National University of Singapore (NUS) researchers have created a whole new library of atomically thin two-dimensional (2-D) materials, christened "ic-2-D," to denote a class of materials based on self-intercalation of native atoms into the gap between the layers of crystals.

Atomically thin two-dimensional (2-D) materials offer an excellent platform to explore a wide range of intriguing properties in confined 2-D systems. However, compositional tuning of transition dichalcogenides to make new materials other than the standard binary or ternary compounds is challenging. In the past, theoreticians have tried to predict new properties based on combining atoms into a crystal structure where metal and chalcogen atoms sit in covalently bonded sites within the basic building block (unit cell). However, their theories did not address the situation when the same metal atom sits in between two unit cells (filling the van der Waals gap).
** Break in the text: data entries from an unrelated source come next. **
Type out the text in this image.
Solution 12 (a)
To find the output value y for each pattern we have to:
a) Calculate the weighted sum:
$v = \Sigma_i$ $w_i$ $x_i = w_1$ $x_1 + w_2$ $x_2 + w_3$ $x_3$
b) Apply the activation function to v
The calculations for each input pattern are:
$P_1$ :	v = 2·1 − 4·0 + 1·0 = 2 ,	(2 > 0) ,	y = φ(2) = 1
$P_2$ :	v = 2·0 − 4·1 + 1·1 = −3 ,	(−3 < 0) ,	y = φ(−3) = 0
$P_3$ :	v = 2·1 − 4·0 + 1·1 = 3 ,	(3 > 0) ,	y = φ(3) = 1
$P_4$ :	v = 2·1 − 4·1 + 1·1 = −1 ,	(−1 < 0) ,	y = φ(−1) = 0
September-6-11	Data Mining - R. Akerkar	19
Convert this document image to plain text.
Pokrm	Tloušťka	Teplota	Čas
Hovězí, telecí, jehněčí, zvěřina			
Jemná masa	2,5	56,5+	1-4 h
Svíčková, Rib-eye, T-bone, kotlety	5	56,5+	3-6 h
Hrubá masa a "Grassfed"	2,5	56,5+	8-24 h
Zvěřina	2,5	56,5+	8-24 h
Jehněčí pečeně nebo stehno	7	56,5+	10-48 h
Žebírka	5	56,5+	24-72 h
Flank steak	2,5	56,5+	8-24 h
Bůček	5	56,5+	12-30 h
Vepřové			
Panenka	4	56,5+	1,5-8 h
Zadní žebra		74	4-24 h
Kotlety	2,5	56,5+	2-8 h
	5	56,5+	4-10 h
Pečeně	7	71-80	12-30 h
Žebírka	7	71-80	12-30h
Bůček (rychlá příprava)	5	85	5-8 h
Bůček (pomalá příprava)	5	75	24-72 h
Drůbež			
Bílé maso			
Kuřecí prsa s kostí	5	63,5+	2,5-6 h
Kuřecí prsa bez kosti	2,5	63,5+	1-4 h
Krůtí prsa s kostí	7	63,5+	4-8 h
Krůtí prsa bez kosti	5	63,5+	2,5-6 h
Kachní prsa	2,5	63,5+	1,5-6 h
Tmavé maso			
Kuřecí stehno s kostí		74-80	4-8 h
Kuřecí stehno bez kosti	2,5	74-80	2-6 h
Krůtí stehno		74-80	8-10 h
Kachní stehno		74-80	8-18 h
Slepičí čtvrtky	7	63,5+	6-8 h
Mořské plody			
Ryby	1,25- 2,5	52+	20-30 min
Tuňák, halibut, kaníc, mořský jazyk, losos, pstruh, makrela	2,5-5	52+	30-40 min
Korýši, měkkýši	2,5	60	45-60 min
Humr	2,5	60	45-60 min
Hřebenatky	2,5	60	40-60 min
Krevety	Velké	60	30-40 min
Now, research teams led by Prof Kian Ping LOH from the Department of Chemistry, Faculty of Science, NUS and collaborator Prof Stephen J. PENNYCOOK from the Department of Materials Science and Engineering, Faculty of Engineering, NUS, have synthesised and characterised for the first time, an atlas of wafer-scale atomically thin ic-2-D materials based on inserting the same metal atoms between the van der Waals gap of transition metal dichalcogenides.